More than anything else, the invasion of Iraq and subsequent nation-building project there served to unify these two strains of conservative foreign policy thinking. For neoconservatives, invading Iraq would be a vindication of their theories of hegemony, and a democracy aligned with the United States and Israel against Iran would enhance U.S. power and interests. Conservative nationalists, on the other hand, saw a potentially nuclear-armed Iraq that could give those weapons to terrorists as an intolerable threat-particularly after 9/11.
While they normally find nation-building projects anathema, conservative nationalists supported the post-invasion war out of the fear that terrorists would somehow follow the United States home if it left Iraq. As President Bush put it, "The safety of America depends on the outcome of the battle in the streets of Baghdad."
President Bush was able to unify these not altogether dissimilar two positions by virtue of being president and therefore being able to definitively set the conservative foreign policy agenda.
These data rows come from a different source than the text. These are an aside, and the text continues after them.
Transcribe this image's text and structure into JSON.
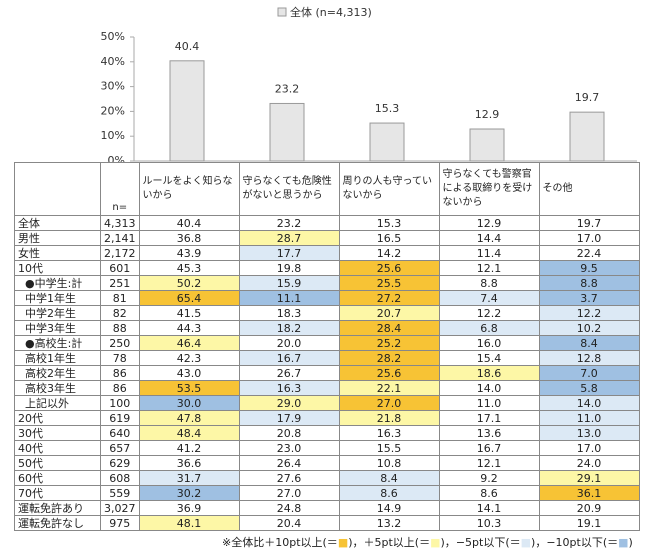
{
  "chart_data": {
    "type": "bar",
    "categories": [
      "ルールをよく知らないから",
      "守らなくても危険性がないと思うから",
      "周りの人も守っていないから",
      "守らなくても警察官による取締りを受けないから",
      "その他"
    ],
    "series": [
      {
        "name": "全体 (n=4,313)",
        "color": "#e6e6e6",
        "values": [
          40.4,
          23.2,
          15.3,
          12.9,
          19.7
        ]
      }
    ],
    "ylim": [
      0,
      50
    ],
    "yticks": [
      {
        "value": 0,
        "label": "0%"
      },
      {
        "value": 10,
        "label": "10%"
      },
      {
        "value": 20,
        "label": "20%"
      },
      {
        "value": 30,
        "label": "30%"
      },
      {
        "value": 40,
        "label": "40%"
      },
      {
        "value": 50,
        "label": "50%"
      }
    ],
    "legend": "top"
  },
  "table": {
    "n_header": "n=",
    "rows": [
      {
        "label": "全体",
        "n": "4,313",
        "cells": [
          "40.4",
          "23.2",
          "15.3",
          "12.9",
          "19.7"
        ],
        "colors": [
          null,
          null,
          null,
          null,
          null
        ]
      },
      {
        "label": "男性",
        "n": "2,141",
        "cells": [
          "36.8",
          "28.7",
          "16.5",
          "14.4",
          "17.0"
        ],
        "colors": [
          null,
          "#fdf7a6",
          null,
          null,
          null
        ]
      },
      {
        "label": "女性",
        "n": "2,172",
        "cells": [
          "43.9",
          "17.7",
          "14.2",
          "11.4",
          "22.4"
        ],
        "colors": [
          null,
          "#dce9f5",
          null,
          null,
          null
        ]
      },
      {
        "label": "10代",
        "n": "601",
        "cells": [
          "45.3",
          "19.8",
          "25.6",
          "12.1",
          "9.5"
        ],
        "colors": [
          null,
          null,
          "#f7c335",
          null,
          "#9fc0e2"
        ]
      },
      {
        "label": "●中学生:計",
        "n": "251",
        "indent": true,
        "cells": [
          "50.2",
          "15.9",
          "25.5",
          "8.8",
          "8.8"
        ],
        "colors": [
          "#fdf7a6",
          "#dce9f5",
          "#f7c335",
          null,
          "#9fc0e2"
        ]
      },
      {
        "label": "中学1年生",
        "n": "81",
        "indent": true,
        "cells": [
          "65.4",
          "11.1",
          "27.2",
          "7.4",
          "3.7"
        ],
        "colors": [
          "#f7c335",
          "#9fc0e2",
          "#f7c335",
          "#dce9f5",
          "#9fc0e2"
        ]
      },
      {
        "label": "中学2年生",
        "n": "82",
        "indent": true,
        "cells": [
          "41.5",
          "18.3",
          "20.7",
          "12.2",
          "12.2"
        ],
        "colors": [
          null,
          null,
          "#fdf7a6",
          null,
          "#dce9f5"
        ]
      },
      {
        "label": "中学3年生",
        "n": "88",
        "indent": true,
        "cells": [
          "44.3",
          "18.2",
          "28.4",
          "6.8",
          "10.2"
        ],
        "colors": [
          null,
          "#dce9f5",
          "#f7c335",
          "#dce9f5",
          "#dce9f5"
        ]
      },
      {
        "label": "●高校生:計",
        "n": "250",
        "indent": true,
        "cells": [
          "46.4",
          "20.0",
          "25.2",
          "16.0",
          "8.4"
        ],
        "colors": [
          "#fdf7a6",
          null,
          "#f7c335",
          null,
          "#9fc0e2"
        ]
      },
      {
        "label": "高校1年生",
        "n": "78",
        "indent": true,
        "cells": [
          "42.3",
          "16.7",
          "28.2",
          "15.4",
          "12.8"
        ],
        "colors": [
          null,
          "#dce9f5",
          "#f7c335",
          null,
          "#dce9f5"
        ]
      },
      {
        "label": "高校2年生",
        "n": "86",
        "indent": true,
        "cells": [
          "43.0",
          "26.7",
          "25.6",
          "18.6",
          "7.0"
        ],
        "colors": [
          null,
          null,
          "#f7c335",
          "#fdf7a6",
          "#9fc0e2"
        ]
      },
      {
        "label": "高校3年生",
        "n": "86",
        "indent": true,
        "cells": [
          "53.5",
          "16.3",
          "22.1",
          "14.0",
          "5.8"
        ],
        "colors": [
          "#f7c335",
          "#dce9f5",
          "#fdf7a6",
          null,
          "#9fc0e2"
        ]
      },
      {
        "label": "上記以外",
        "n": "100",
        "indent": true,
        "cells": [
          "30.0",
          "29.0",
          "27.0",
          "11.0",
          "14.0"
        ],
        "colors": [
          "#9fc0e2",
          "#fdf7a6",
          "#f7c335",
          null,
          "#dce9f5"
        ]
      },
      {
        "label": "20代",
        "n": "619",
        "cells": [
          "47.8",
          "17.9",
          "21.8",
          "17.1",
          "11.0"
        ],
        "colors": [
          "#fdf7a6",
          "#dce9f5",
          "#fdf7a6",
          null,
          "#dce9f5"
        ]
      },
      {
        "label": "30代",
        "n": "640",
        "cells": [
          "48.4",
          "20.8",
          "16.3",
          "13.6",
          "13.0"
        ],
        "colors": [
          "#fdf7a6",
          null,
          null,
          null,
          "#dce9f5"
        ]
      },
      {
        "label": "40代",
        "n": "657",
        "cells": [
          "41.2",
          "23.0",
          "15.5",
          "16.7",
          "17.0"
        ],
        "colors": [
          null,
          null,
          null,
          null,
          null
        ]
      },
      {
        "label": "50代",
        "n": "629",
        "cells": [
          "36.6",
          "26.4",
          "10.8",
          "12.1",
          "24.0"
        ],
        "colors": [
          null,
          null,
          null,
          null,
          null
        ]
      },
      {
        "label": "60代",
        "n": "608",
        "cells": [
          "31.7",
          "27.6",
          "8.4",
          "9.2",
          "29.1"
        ],
        "colors": [
          "#dce9f5",
          null,
          "#dce9f5",
          null,
          "#fdf7a6"
        ]
      },
      {
        "label": "70代",
        "n": "559",
        "cells": [
          "30.2",
          "27.0",
          "8.6",
          "8.6",
          "36.1"
        ],
        "colors": [
          "#9fc0e2",
          null,
          "#dce9f5",
          null,
          "#f7c335"
        ]
      },
      {
        "label": "運転免許あり",
        "n": "3,027",
        "cells": [
          "36.9",
          "24.8",
          "14.9",
          "14.1",
          "20.9"
        ],
        "colors": [
          null,
          null,
          null,
          null,
          null
        ]
      },
      {
        "label": "運転免許なし",
        "n": "975",
        "cells": [
          "48.1",
          "20.4",
          "13.2",
          "10.3",
          "19.1"
        ],
        "colors": [
          "#fdf7a6",
          null,
          null,
          null,
          null
        ]
      }
    ]
  },
  "footnote": {
    "prefix": "※全体比",
    "mark": "■",
    "items": [
      {
        "label": "＋10pt以上(＝",
        "color": "#f7c335",
        "suffix": ")，"
      },
      {
        "label": "＋5pt以上(＝",
        "color": "#fdf7a6",
        "suffix": ")，"
      },
      {
        "label": "−5pt以下(＝",
        "color": "#dce9f5",
        "suffix": ")，"
      },
      {
        "label": "−10pt以下(＝",
        "color": "#9fc0e2",
        "suffix": ")"
      }
    ]
  }
}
As conservative foreign policy scholar Colin Dueck writes, "To a remarkable extent, when one party controls the White House, that party's foreign policy is what the president says it is."
While there is no indication President Bush ever really embraced the grand neoconservative theory of benign American hegemony, he did fuse neoconservative rhetoric on freedom and democracy with a broadly conservative nationalist foreign policy.
It should not come as a surprise, then, that conservative foreign policy thinking began to crack up without presidential leadership. Conservative nationalists became more wary of the broad implications of the neoconservative project, while neoconservatives and their conservative nationalist fellow travelers warned of the dangers of retreating from a maximalist conservative nationalist or neoconservative concept of America's world role.
This conservative crack up has come to a head as President Obama made the twin decisions to intervene in Libya and begin withdrawing from Afghanistan. The decision of 87 House Republicans-including presidential candidate Michele Bachmann (R-MN)-to oppose the war in Libya has caused paroxysms among neoconservatives and maximalist conservative nationalists. The Wall Street Journal editorial board labeled those who voted for a resolution cutting off funds for military operations in Libya "Kucinich Republicans," while Sen. John McCain (R-AZ) blasted conservative opponents of the Libya war as "isolationist."
Similarly, expressing doubts over the military mission in Afghanistan has earned the ire of the conservative foreign policy elite. Former Massachusetts governor Mitt Romney's highly qualified statement in a recent Republican presidential debate supporting an eventual turnover of security responsibility to Afghan forces led former Bush speechwriter and Washington Post columnist Marc Thiessen to pen a column decrying "the GOP flirtation with retreat in Afghanistan."
But the intraconservative charge of isolationism stings. Washington Times columnist Tony Blankely defended Romney and other pessimists on Afghanistan against charges of isolationism. Washington Post columnist George Will went on the offensive, charging McCain-and by implication the broader neoconservative and maximalist conservative nationalist foreign policy elite-with advocating endless war.
The internal divisions between conservatives on foreign policy have come into full bloom over the past few months. Conservative foreign policy elites are aggressively policing wayward behavior and statements from conservative elected officials and candidates that do not comport with either the neoconservative or maximalist conservative nationalist line. Given the aggressiveness of the conservative foreign policy establishment in this policing it is likely that conservatives are heading into an even bigger fight over the nature and scope of their ideological coalition's foreign policy as the campaign season heats up.